Last week the UN nuclear watchdog, the International Atomic Energy Agency, said the North had resumed work to deconstruct the reactor, after a pause of several months.

Kim told the Russian diplomat that it was now of key importance that all sides fulfilled their commitments.

"Participant states must strive to fulfill their commitments in line with both the protocol on verification [of North Korea's reports on its nuclear program] and the principle of mutual action."

Seoul has criticized Japan for reneging on its commitments under the six-party deal.

Japan has refused to provide its share of the one million tons of fuel aid pledged to the reclusive communist state, demanding that Pyongyang first disclose all information on Japanese nationals abducted by the North during the 1970s and 1980s.

In response, North Korea has called for Japan to be excluded from the six-party negotiations.
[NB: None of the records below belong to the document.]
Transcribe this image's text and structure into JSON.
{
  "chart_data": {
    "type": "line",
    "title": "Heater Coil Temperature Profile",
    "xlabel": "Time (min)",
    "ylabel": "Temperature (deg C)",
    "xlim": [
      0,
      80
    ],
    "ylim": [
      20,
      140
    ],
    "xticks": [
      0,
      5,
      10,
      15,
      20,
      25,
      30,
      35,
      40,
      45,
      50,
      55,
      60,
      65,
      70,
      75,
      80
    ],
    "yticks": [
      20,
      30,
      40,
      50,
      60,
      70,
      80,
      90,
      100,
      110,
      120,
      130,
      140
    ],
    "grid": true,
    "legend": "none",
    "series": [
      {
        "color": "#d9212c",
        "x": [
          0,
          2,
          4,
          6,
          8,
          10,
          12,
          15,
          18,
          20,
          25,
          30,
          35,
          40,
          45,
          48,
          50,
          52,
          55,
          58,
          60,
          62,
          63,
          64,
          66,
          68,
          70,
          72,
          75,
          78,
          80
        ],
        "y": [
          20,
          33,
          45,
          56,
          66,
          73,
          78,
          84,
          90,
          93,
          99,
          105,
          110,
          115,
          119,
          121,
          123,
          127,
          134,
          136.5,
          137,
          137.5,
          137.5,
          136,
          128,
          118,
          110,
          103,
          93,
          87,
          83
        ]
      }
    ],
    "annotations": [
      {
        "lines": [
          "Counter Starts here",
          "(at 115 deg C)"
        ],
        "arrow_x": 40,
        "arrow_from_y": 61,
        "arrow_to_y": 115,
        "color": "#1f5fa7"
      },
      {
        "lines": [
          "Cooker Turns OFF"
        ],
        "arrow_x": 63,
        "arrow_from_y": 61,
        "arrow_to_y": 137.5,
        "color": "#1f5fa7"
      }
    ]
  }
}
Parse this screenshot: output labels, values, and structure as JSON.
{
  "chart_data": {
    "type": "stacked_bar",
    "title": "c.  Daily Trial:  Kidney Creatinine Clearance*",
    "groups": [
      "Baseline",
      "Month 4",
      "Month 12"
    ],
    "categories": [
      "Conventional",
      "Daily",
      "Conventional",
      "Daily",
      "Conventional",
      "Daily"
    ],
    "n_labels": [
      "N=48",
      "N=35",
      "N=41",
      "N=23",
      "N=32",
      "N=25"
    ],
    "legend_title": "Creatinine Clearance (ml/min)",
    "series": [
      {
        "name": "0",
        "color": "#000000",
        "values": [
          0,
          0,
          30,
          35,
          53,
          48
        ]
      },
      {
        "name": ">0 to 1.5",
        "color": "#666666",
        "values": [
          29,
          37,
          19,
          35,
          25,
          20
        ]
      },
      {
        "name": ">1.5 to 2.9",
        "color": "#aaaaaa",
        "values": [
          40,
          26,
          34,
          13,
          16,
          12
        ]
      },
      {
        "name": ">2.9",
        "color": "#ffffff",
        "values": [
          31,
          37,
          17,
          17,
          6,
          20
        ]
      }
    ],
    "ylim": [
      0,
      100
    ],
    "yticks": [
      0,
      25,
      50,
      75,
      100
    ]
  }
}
Japan has also opposed the U.S. decision to remove Pyongyang from its terrorism blacklist. Washington made the decision on October 11 after reaching a deal with North Korea on verifying its past nuclear activities.

Japan's position has come as a blow to the U.S., which had hoped to conclude the current stage of North Korea's denuclearization process before George W. Bush leaves office in January.

Various international media reports have said China, Russia, the U.S., and South Korea may approach another partner - possibly the European Union or Australia - and ask them to take Japan's place as a donor to North Korea.